Maybe another approach to take would be this - use your lease terms to enter the property yourself to take some pictures and/or video of the interior. If you are marketing to investors, they should be more receptive to writing an offer on the contingency that it is subject to a walk through inspection after the offer is written. An investor might also understand your position better, as well as understanding why the tenant is being difficult and being less concerned about a tenant that is putting up a fuss.

This approach accomplishes a few things - it keeps things friendlier with the tenant longer, so you don't lose your income while marketing the property; it allows you to focus on marketing right now before having to potentially deal with an eviction; it allows you to present a "real" scenario to the tenant after you have accepted a contingent offer, ie., if the prospective new owner is somebody that specializes in owner-financing or lease options, it might prove to be a BETTER option than the tenants current situation with you looking to get paid and move on rather than wanting to be the bank.

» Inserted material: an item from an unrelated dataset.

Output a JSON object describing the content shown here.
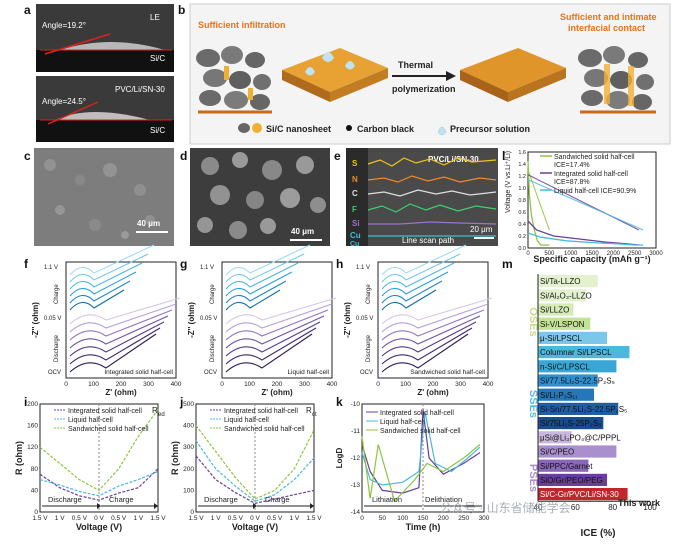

This approach also reduces the unknowns and what ifs that you currently have. It also helps minimize disruptions of the tenant's quiet enjoyment of the property while you try to sell it, and possibly allows you a little "quiet enjoyment" of the sale process without ticking off your tenant and starting a rumble.

At the end of the day, if I were in your shoes, I would try to kick the eviction ball down the road. It may still come to that, but it likely will not. Coming at the problem from a different angle may calm everybody down and leave everybody on much better terms.